FINANCIAL EXPRESS
LONDON: Since the price of oil began its rocky but seemingly inexorable climb above $40 a barrel in 2003, there has been widespread debate about what is driving it.
Crude bears have contended higher energy prices are heavily influenced by a “risk premium” amid fears of terrorist or political disruptions to supply. Bulls, conversely, acknowledge a premium, but say it is far less important than the soaring demand from developed and developing countries amid ever-tightening supply. So far, the bears have been punished mightily, while the bulls have been among the best-compensated investors in the world.
“Clearly, there is some risk premium,” said James Melcher, manager of Balestra Capital, a New York-based hedge fund that has notched up strong returns in recent years in part thanks to energy related bets. “If the Israeli-Palestinian mess simmers down, Venezuela settles down and the Iran situation progresses in a benign way, I think oil will come down to maybe $55 or $60 — but it isn’t going back to the $40s.”

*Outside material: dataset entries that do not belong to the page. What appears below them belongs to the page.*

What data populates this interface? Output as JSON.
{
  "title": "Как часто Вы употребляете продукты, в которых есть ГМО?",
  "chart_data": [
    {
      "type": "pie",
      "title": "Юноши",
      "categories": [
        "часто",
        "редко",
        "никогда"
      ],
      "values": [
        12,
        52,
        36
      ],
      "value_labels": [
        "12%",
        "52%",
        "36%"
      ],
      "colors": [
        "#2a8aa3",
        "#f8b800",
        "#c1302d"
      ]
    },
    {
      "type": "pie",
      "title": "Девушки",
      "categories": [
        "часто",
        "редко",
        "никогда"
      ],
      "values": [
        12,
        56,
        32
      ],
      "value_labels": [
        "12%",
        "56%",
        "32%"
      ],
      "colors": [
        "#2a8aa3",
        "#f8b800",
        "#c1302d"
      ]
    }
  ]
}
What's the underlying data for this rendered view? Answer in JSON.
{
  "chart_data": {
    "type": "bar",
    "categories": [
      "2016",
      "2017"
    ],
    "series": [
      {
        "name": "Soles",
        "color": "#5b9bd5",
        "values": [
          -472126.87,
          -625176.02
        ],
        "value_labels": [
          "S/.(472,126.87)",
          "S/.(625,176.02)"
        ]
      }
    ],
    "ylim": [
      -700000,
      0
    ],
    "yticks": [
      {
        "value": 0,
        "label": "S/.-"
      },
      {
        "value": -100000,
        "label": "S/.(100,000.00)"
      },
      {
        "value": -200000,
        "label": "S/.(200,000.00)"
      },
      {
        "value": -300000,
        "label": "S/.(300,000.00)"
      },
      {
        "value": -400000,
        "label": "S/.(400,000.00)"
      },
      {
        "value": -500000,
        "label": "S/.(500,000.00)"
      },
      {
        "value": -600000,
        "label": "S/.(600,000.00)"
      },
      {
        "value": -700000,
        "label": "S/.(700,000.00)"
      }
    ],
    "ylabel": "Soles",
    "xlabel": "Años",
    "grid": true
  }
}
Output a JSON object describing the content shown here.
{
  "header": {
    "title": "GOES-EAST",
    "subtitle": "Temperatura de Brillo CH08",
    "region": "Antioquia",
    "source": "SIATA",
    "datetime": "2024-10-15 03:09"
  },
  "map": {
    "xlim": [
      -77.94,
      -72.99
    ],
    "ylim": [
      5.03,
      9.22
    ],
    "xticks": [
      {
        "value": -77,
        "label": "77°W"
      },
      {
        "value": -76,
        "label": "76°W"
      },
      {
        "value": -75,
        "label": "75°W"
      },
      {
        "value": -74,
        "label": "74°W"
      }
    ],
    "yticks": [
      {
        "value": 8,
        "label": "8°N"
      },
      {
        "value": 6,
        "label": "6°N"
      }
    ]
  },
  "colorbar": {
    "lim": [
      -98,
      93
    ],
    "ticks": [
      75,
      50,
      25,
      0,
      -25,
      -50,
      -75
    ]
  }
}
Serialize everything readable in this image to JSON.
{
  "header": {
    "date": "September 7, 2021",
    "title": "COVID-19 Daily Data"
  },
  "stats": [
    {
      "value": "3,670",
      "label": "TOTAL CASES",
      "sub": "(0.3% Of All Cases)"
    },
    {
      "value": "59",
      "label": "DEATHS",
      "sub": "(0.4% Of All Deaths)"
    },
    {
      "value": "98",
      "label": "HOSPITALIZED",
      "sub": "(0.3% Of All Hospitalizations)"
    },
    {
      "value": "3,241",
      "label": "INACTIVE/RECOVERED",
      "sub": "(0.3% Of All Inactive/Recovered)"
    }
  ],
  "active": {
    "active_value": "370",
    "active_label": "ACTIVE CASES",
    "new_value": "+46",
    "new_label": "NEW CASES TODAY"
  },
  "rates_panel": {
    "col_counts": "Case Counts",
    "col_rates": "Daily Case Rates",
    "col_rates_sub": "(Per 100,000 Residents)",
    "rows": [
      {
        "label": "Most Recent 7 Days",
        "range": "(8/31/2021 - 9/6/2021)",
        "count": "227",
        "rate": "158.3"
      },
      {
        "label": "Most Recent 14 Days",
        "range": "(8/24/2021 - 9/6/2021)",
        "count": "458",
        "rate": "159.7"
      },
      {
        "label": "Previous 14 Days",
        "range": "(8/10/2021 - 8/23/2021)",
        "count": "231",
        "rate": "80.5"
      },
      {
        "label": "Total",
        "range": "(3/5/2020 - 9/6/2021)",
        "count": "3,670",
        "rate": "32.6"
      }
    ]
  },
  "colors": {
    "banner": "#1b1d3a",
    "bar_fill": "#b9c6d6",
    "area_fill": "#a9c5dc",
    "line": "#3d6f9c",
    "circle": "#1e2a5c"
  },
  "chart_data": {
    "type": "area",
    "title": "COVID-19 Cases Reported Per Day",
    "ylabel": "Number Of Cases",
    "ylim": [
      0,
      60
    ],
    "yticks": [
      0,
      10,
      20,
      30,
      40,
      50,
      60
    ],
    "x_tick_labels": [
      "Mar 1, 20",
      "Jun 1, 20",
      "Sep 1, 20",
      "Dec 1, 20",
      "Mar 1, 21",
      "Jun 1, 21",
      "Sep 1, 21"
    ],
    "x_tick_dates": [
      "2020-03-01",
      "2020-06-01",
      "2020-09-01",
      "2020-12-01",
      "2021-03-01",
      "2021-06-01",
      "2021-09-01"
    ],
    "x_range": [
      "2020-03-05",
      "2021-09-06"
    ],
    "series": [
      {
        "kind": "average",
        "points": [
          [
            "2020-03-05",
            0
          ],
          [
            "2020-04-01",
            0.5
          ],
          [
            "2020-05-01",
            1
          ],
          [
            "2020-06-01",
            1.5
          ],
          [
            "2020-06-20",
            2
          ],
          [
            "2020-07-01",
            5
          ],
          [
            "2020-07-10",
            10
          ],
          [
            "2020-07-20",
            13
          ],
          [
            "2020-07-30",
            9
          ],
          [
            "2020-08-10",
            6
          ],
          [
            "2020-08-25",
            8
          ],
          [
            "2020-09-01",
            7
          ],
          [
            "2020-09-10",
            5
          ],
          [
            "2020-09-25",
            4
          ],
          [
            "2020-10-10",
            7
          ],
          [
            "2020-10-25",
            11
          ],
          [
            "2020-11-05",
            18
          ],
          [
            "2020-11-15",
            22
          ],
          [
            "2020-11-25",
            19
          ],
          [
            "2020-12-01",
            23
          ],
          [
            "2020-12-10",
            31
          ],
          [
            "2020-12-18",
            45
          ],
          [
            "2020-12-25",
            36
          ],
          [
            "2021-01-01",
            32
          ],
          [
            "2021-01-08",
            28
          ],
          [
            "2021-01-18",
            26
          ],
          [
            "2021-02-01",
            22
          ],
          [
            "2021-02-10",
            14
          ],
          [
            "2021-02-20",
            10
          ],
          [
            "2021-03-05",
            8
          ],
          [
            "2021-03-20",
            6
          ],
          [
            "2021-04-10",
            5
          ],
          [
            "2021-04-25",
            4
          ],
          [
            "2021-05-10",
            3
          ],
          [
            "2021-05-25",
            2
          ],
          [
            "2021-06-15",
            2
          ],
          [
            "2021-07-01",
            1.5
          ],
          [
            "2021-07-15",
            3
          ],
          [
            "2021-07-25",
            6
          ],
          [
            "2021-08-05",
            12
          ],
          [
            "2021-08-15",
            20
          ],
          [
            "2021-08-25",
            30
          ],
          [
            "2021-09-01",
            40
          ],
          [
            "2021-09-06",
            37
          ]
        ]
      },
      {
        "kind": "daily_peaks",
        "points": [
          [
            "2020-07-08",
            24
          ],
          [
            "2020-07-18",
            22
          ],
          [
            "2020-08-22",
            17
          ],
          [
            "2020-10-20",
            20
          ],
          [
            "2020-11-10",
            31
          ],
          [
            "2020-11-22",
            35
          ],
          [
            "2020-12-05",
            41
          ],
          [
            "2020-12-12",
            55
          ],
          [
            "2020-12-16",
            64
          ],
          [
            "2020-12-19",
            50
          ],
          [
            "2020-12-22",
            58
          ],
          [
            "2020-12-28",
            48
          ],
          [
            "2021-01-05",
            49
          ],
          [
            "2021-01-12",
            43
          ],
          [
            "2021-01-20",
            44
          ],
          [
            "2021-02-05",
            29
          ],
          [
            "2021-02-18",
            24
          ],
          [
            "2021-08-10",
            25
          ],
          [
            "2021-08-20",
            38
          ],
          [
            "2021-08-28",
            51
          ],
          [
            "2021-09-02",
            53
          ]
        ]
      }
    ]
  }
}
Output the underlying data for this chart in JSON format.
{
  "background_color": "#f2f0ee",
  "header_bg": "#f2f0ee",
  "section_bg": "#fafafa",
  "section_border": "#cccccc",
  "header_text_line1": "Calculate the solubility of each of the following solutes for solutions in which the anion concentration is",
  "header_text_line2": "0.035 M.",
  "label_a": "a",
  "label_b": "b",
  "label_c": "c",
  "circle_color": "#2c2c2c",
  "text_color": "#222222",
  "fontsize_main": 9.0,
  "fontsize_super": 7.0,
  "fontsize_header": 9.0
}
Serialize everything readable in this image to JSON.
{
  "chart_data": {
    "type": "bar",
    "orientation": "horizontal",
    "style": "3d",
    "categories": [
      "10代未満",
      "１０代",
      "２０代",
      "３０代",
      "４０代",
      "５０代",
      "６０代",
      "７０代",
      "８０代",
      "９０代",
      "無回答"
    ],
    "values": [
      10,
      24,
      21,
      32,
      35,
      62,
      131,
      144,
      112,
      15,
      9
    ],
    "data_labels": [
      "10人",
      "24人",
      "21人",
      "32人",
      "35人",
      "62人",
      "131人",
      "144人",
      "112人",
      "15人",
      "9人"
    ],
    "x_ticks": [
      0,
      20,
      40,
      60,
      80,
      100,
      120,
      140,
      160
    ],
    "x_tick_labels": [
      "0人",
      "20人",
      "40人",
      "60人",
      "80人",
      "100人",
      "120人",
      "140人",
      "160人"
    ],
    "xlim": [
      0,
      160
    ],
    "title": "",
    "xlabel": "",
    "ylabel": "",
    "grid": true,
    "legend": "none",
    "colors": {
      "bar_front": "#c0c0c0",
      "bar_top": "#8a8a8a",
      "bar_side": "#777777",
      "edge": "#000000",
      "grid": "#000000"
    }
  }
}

There has been no shortage of events to fuel the fear factor. Notwithstanding the failed attack on Saudi Arabia’s Abqaiq facility, Nigerian militants closed significant parts of the country’s production early this year. There are the continued attacks on Iraqi oil infrastructure and the nuclear stand-off continues between Iran and the west. All of which have kept oil traders busy, and stoked concerns about future oil supplies, which has helped push oil prices to more than $70 a barrel this week.
For hedge fund managers such as Mr Melcher, there are plenty of ways to profit from higher energy prices without a direct investment in crude.
For instance, Balestra has 80 per cent of its energy holdings in oil service companies. “With prices at higher levels, margins for these companies are exploding,” said Mr Melcher.
But geopolitics is just one of several factors affecting oil prices. More mundane ones include oil demand, the level of oil inventories, and refining constraints. Francisco Blanch, head of commodity research at Merrill Lynch, says that a closer look at the oil market shows that oil supplies have not been disturbed to any great extent. In fact oil held in storage in developed countries is at its highest level in more than 20 years, even higher than in 1998, when big inventories contributed to the oil price falling to $10 a barrel.
Moreover, Iraqi oil exports this month are expected to rise to their highest level since October 2004, as oil from the northern Kirkuk oil field starts to flow again for the first time since September. The shutdown of about 500,000 barrels a day of Nigerian production by rebels has been partially offset by production from the new Bonga field.
“I think the geopolitical situation is probably a bit better than the general perception,” said Mr Blanch. Even the likelihood of Iran using oil as a strategic weapon in its nuclear negotiations is remote, he adds, given that the country is actually dependent on foreign imports of petrol as a result of insufficient refining capacity.